R Quickstart for Data Science and Analysis cover image

R Quickstart for Data Science and Analysis

Jonathan Barrios • September 14, 2020

data-science data-analysis

If you've been curious about R or Data Science in general, this 10-minute R Quickstart is for you. You’re going to install and start using R from the beginning, and by the end of this course, you will know how to:

What is R?

R is an actual programming language used for statistical computing and general data science. I enjoy being part of the vibrant and popular R community, which is also popular with top companies(Goole, Airbnb, HP, Accenture, Pfizer), universities, and related fields. From business intelligence to hypothesis testing, R is a very flexible and capable programming language. R is also open-source and free, which is no surprise why R is so prevalent in 2020. Most importantly, R's visualization is best-in-class, and you will see it used in the wild often, more so than Python, for example. R also makes package creation relatively easy, evidenced by the vast number of community-created packages available.

Installing R and RStudio

To install R, head over to the R Project website and follow your operating system's steps. You don’t need to install RStudio, an Integrated Development Environment, to use R since there’s a console built-in. That said, RStudio is a unique integrated development environment for R, which includes syntax highlighting, code completion, and smart indentation. I should also mention that you can use Visual Studio Code and a few extensions available through the Visual Studio Code Extensions tab.
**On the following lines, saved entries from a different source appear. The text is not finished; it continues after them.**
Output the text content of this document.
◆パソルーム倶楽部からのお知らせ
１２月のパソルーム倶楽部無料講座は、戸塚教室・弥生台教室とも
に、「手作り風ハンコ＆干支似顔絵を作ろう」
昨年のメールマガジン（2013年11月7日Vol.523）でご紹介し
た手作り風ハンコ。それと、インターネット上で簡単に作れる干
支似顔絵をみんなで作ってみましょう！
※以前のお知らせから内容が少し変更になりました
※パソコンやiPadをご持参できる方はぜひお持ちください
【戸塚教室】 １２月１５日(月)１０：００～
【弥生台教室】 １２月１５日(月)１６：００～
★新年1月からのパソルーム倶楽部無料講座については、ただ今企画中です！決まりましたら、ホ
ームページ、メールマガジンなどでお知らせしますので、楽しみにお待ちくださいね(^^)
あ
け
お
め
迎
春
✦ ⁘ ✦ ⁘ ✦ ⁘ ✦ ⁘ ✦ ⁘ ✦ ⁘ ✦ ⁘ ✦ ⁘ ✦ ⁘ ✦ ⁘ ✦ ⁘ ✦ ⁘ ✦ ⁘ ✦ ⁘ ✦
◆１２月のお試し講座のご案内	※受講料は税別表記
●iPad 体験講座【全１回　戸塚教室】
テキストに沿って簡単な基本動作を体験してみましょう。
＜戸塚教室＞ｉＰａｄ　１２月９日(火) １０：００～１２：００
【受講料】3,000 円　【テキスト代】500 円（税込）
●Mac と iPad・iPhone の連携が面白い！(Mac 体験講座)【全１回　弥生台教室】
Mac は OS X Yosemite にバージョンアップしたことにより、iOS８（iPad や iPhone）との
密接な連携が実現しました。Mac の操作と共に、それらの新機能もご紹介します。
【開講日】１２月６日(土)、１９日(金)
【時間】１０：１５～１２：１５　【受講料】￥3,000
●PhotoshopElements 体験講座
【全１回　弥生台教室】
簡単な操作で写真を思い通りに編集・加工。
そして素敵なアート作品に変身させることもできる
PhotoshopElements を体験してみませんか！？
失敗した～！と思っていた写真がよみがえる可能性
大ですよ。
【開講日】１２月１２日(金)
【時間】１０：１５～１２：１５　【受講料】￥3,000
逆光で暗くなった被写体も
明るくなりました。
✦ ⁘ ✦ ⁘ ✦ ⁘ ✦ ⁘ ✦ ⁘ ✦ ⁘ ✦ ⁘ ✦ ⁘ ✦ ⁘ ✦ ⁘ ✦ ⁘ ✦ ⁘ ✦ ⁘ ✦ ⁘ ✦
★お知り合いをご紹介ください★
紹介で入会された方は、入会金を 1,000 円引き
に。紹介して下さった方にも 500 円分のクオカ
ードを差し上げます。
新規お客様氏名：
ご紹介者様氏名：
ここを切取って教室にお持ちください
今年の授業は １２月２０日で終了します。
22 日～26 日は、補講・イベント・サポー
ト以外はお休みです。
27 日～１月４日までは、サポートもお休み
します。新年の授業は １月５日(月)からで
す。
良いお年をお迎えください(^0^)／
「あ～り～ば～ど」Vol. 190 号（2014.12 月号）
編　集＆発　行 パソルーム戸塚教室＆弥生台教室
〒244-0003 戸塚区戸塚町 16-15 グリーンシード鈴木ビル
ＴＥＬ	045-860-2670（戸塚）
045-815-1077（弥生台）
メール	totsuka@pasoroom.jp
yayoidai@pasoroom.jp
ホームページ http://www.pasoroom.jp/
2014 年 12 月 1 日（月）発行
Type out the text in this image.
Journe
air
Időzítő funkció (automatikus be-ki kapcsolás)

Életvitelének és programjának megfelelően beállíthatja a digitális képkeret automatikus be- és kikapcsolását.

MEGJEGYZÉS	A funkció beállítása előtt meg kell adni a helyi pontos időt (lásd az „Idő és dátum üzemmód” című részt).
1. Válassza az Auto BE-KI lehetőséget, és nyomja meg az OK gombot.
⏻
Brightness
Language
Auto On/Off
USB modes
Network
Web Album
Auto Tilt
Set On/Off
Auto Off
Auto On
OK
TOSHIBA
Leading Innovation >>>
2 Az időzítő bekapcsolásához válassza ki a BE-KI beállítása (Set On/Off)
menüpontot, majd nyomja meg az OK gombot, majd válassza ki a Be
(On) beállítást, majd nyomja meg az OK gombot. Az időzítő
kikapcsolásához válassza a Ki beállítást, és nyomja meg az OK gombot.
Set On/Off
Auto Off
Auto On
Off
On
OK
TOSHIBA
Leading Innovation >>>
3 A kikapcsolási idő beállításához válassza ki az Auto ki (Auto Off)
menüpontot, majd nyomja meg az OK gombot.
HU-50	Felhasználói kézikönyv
I’m on a Mac, and I prefer using Homebrew but feel free to follow the R Project website instructions instead. To install R and RStudio using Homebrew, enter the following commands:

brew cask install r
brew cask install rstudio

Now that you have R installed let’s get started.

The Console

The R console is a window in which users can type R commands and view the results. During installation, Homebrew installed the R executable in the Applications directory. Once you open or click on the R icon to execute the application, you will see the R Console appear. Let’s begin.

Arithmetic with R

To begin, you can perform mathematical calculations. For example, you can type 1 + 2, and the console returns 3.

# addition
1 + 2

# subtraction
5 - 5

# multiplication
3 * 5

 # division
(5 + 5) / 2

# exponentiation
2 ^ 5

# modulo
28 %% 6

Assigning Variables

You can assign variables using the <- operator. Try saving height and width variables.

height <- 4
width <- 7

To view what variables you have created so far, type:

ls()
[1] "height" "width"

Finally, create a new variable area and multiply the height and width—type area to return our example invisible rectangle area, which is 28.

area = height * width
area

Try ls() again, and you will see three objects as expected.

Scripting with R

As you can imagine, it would be tricky to change the height and width values often, so let’s use a script instead. An R script is a text file containing R code. Create an R file using the same lines of code you previously entered, like this:

(r_script.R)
height <- 4
width <- 7
area = height * width
area

You could start using an IDE like RStudio or even Visual Studio Code with the help of a few extensions.

Common R Data Types

Next up, R’s six basic data types, also known as ('atomic') vector types:

Next, we’ll explore the logical, integer, and character data types using a few examples.

Logical Data Type

To reveal what data type a variable is, use the class() function. For example, TRUE is a logical type, and if we use class(TRUE), the console will return, “logical”.

TRUE
class(TRUE)

Logical types are boolean, so they are either TRUE or FALSE. To use numerical types such as 2, as an integer, you can declare the type using L for integer:

Integer Data Type

2
2L
class(2)
class(2L)

You can also use is.numeric() and is.integer() like this:

is.numeric(2) is.numeric(2L)

is.integer(2) is.integer(2L)

Character Data Type

A string is a character type like:

“I love R.”
class(“I love R”)

We won't cover the remaining three data types, but I will run through a short description of each before moving on to the next section. The double type is for high precision numerics, while the complex type handles complex numbers. Finally, the raw type stores raw bytes.

Built-in Databases

If you want to get started exploring R using a built-in dataset, you can type:

library(datasets)

To access the head of the iris dataset:

head(iris)

Look at a summary:

summary(iris)

To view the dataset using plot() add the database name:

plot(iris)

To end this session and detach from the iris database, type:

detach(“package:datasets”, unload = TRUE)

To close the iris plot, you can do so manually or use the following command:

dev.off()

I hope you enjoyed the R Quickstart course and feel excited about using R to uncover your next data project's insights. Keep going and, as always, happy analyzing!